There are plenty of additional benefits, too. Patients can easily bring family members into appointments, even if they are halfway across the country. Additionally, oncologists can easily call on a colleague, or other experts, to pop into an appointment with advice, a second opinion or even with the latest treatment modalities or available clinical trials for a certain cancer.
Emamekhoo says that interested patients should talk to their oncologists about the possibility of moving to telehealth, and whether it makes sense for their specific situation. Patients can always try it and switch back to in-person visits, if they prefer.
Additionally, UW will also soon upgrade to a new video platform, which is integrated into MyChart and promises to streamline the experience even further.
Going forward, Emamekhoo sees more and more potential for how telehealth could be used. For instance, a patient seeking a second opinion about a cancer diagnosis, or a consultation about participating in a clinical trial, could all be done through telehealth. This could potentially speed up decisions about cancer care and treatment, and when it comes to this disease, every moment counts.
Ultimately, Emamekhoo believes telehealth at UW Carbone will not only stick around, but keep evolving and adapting to patients’ needs as they arise.
“In some ways, the past year was very informative because we learned how much we can change and how quickly we can adapt in a short period of time, if we have to,” Emamekhoo said. “I’m also hoping that with these positive changes we’ve made in the last year, we will have a better chance of providing care to more patients through this telehealth platform in the future.”
Five Tips for the Best Possible Telehealth Appointment
Test your equipment ahead of time.
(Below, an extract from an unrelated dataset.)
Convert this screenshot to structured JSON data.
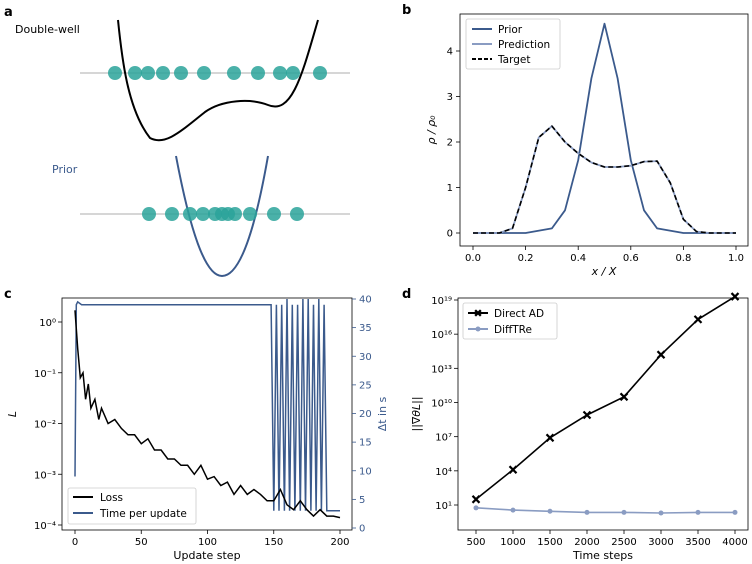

Make sure your webcam, microphone and speakers are turned on. You’ll also want to make sure your device is charged, and connected to the internet.
Instead of a smartphone, consider using a device with a larger screen, such as a tablet or a laptop. You will have an easier time reading any scan or test results that your oncologist may share with you.
Earbuds or headphones are never a bad idea. Using them will cut down on background noise and ensure that you are able to clearly hear what your oncologist is saying. Wired headphones are recommended, but if you must use wireless headphones, make sure they are charged ahead of time.
Position your webcam at eye level, so that you can effectively look eye-to-eye with your doctor. If you’re using a smartphone or tablet, consider propping up the device on a stable surface, as opposed to holding it.
Your oncologist will also want to visually assess your condition, so make sure to sit in a well-lit area.